Le principe d’une doc « auto-vivante »
Un agent IA lit régulièrement votre repository (toutes les semaines, ou à chaque merge dans main) et met à jour les fichiers de documentation en se basant sur le code, les commits récents, et les PR descriptions. La doc devient un reflet automatique du code, pas un artefact à entretenir.

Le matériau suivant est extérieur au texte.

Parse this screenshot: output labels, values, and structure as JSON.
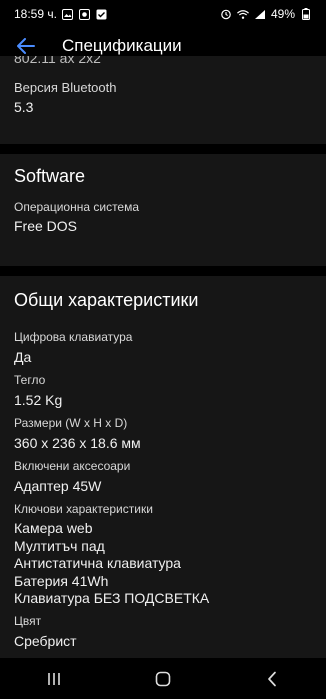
{
  "status_bar": {
    "time": "18:59 ч.",
    "battery": "49%"
  },
  "app_bar": {
    "title": "Спецификации"
  },
  "sections": {
    "bluetooth": {
      "cut_text": "802.11 ax 2x2",
      "label": "Версия Bluetooth",
      "value": "5.3"
    },
    "software": {
      "title": "Software",
      "os_label": "Операционна система",
      "os_value": "Free DOS"
    },
    "general": {
      "title": "Общи характеристики",
      "numpad_label": "Цифрова клавиатура",
      "numpad_value": "Да",
      "weight_label": "Тегло",
      "weight_value": "1.52 Kg",
      "dimensions_label": "Размери (W x H x D)",
      "dimensions_value": "360 x 236 x 18.6 мм",
      "accessories_label": "Включени аксесоари",
      "accessories_value": "Адаптер 45W",
      "features_label": "Ключови характеристики",
      "features_values": [
        "Камера web",
        "Мултитъч пад",
        "Антистатична клавиатура",
        "Батерия 41Wh",
        "Клавиатура БЕЗ ПОДСВЕТКА"
      ],
      "color_label": "Цвят",
      "color_value": "Сребрист"
    }
  },
  "colors": {
    "accent": "#4a8cff",
    "card_bg": "#161616"
  }
}
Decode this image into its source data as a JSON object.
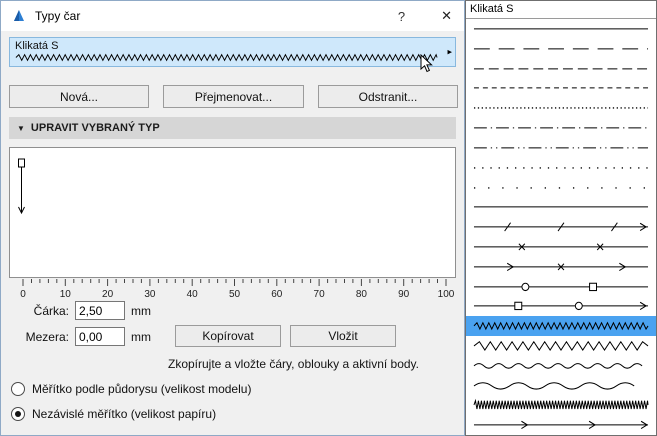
{
  "window": {
    "title": "Typy čar",
    "help_label": "?",
    "close_label": "✕"
  },
  "selector": {
    "selected_name": "Klikatá S",
    "pattern": "zigzag-s",
    "popup_arrow": "▸"
  },
  "actions": {
    "new_label": "Nová...",
    "rename_label": "Přejmenovat...",
    "delete_label": "Odstranit..."
  },
  "edit_section": {
    "collapse_arrow": "▼",
    "header": "UPRAVIT VYBRANÝ TYP",
    "ruler_labels": [
      "0",
      "10",
      "20",
      "30",
      "40",
      "50",
      "60",
      "70",
      "80",
      "90",
      "100"
    ],
    "dash_label": "Čárka:",
    "dash_value": "2,50",
    "dash_unit": "mm",
    "gap_label": "Mezera:",
    "gap_value": "0,00",
    "gap_unit": "mm",
    "copy_label": "Kopírovat",
    "paste_label": "Vložit",
    "hint": "Zkopírujte a vložte čáry, oblouky a aktivní body.",
    "radio_model": {
      "label": "Měřítko podle půdorysu (velikost modelu)",
      "checked": false
    },
    "radio_paper": {
      "label": "Nezávislé měřítko (velikost papíru)",
      "checked": true
    }
  },
  "preview_panel": {
    "header": "Klikatá S",
    "selected_index": 15,
    "items": [
      {
        "pattern": "solid"
      },
      {
        "pattern": "long-dash"
      },
      {
        "pattern": "dashed"
      },
      {
        "pattern": "short-dash"
      },
      {
        "pattern": "dotted"
      },
      {
        "pattern": "dash-dot"
      },
      {
        "pattern": "dash-dot-dot"
      },
      {
        "pattern": "sparse-dots"
      },
      {
        "pattern": "very-sparse-dots"
      },
      {
        "pattern": "solid"
      },
      {
        "pattern": "marks-slash"
      },
      {
        "pattern": "marks-x"
      },
      {
        "pattern": "marks-x-arrow"
      },
      {
        "pattern": "marks-circle-square"
      },
      {
        "pattern": "marks-circle-square-2"
      },
      {
        "pattern": "zigzag-s"
      },
      {
        "pattern": "triangle-wave"
      },
      {
        "pattern": "sine-wave"
      },
      {
        "pattern": "sine-wave-large"
      },
      {
        "pattern": "dense-zigzag"
      },
      {
        "pattern": "marks-arrow"
      }
    ]
  },
  "colors": {
    "selection_bg": "#cfe8fb",
    "selection_border": "#88b8de",
    "row_selected": "#4aa2f0",
    "dialog_bg": "#f0f0f0",
    "titlebar_bg": "#ffffff",
    "section_bg": "#d6d6d6"
  }
}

Ce qu’on automatise concrètement
(1) Le README principal (vue d’ensemble, comment démarrer). (2) Les ADR (Architecture Decision Records) à partir des PR significatives. (3) Le glossaire interne. (4) Les diagrammes Mermaid qui décrivent la stack et les flux de données. (5) Le changelog visible côté utilisateur.
Le piège à éviter
Ne pas générer 5000 lignes de documentation prolifique. La règle d’or : la doc générée doit faire la moitié du volume que vous auriez écrit à la main. Sinon, personne ne la lit. L’IA a tendance à sur-expliquer si on ne la cadre pas.
Notre setup type
Une GitHub Action déclenchée à chaque merge dans main appelle Claude avec un prompt structuré. Le résultat est commité automatiquement dans un branch docs-bot qu’un humain peut relire et merger. C’est rapide à mettre en place (1-2 jours) et ça produit un ROI immédiat.